There have been blind detectives in cinema and television, too. In the 1971 TV series, Longstreet, set in New Orleans, the eponymous detective, played by James Franciscus, solves crimes — including the murder of his wife — with the assistance of a white German Shepherd called Pax. More recently, Blind Detective (2013), described as a ‘Hong-Kong Chinese action crime/ romantic comedy film’, starring Andy Lau as a blind detective who makes a living solving cold cases, shows that stories about differently-abled detectives still continue to intrigue.'
Christina's new book, Murder at Bletchley Park, the eighth book in the Blind Detective series, is published by Allison and Busby. I'd also like to take this opportunity to mention the books of Vicki Goldie, the Secretary of the CWA, which include Blind Witness and Blind Pool.
10 comments:
What? No mention of Baynard Kendrick's Captain Duncan Maclain?

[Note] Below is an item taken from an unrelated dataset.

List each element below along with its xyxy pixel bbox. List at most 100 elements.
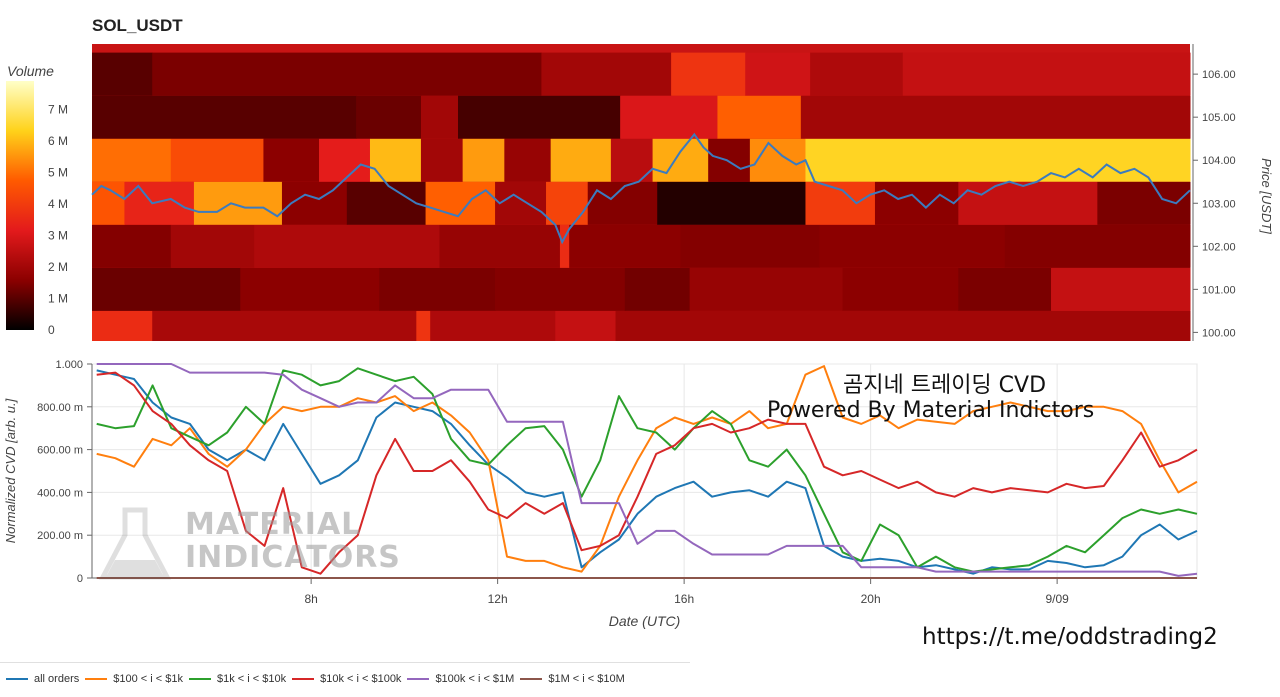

The most important and influential blind detective who inspired the creations of the Longstreet TV series and Marvel's Daredevil.
Don't forget Baynard Kendrick's blind detective, Duncan Maclain!
Baynard Kendrick's Duncan McClain https://thrillingdetective.com/2018/12/21/duncan-maclain/
Good points, thanks all. And you'll be glad to hear that McClain gets a mention in The Life of Crime!
Isabel Ostrander, prolific and sadly under-appreciated (and, therefore, hardly ever read) American fiction writer in numerous genres, created blind detective Damon Gaunt in 1914, only one year after the first Thornley Colton story appeared. Gaunt appears in one novel: At 1:30 (McBride, 1915), first serialized in The Cavalier as "Eyes That Saw Not" from Feb 14 through March 7, 1914. He has some of the usual remarkable seemingly supernatural skills of blind fictional detectives. The most outlandish is his claim of being able to determine the exact shade of yellow blond hair can have based on texture alone.
Ah nuts! I tried to leave a comment about Isabel Ostrander's blind detective Damon Gaunt created in 1914 and it appears to gone into limbo. I'm not typing it all over. Maybe it's stuck in your "waiting to approve" comments.
Thanks to all for the heads-up on Baynard Kendrick's Duncan Maclain -- will certainly check this one out.
Hi John, yes, both comments safely received. Thanks very much for mentioning Gaunt. Ostrander was an interesting writer, in some ways ahead of her time. I hope you're well and that you'll be blogging regularly again before long!
Max Carrados?
Anonymous - take a look at part one of the article.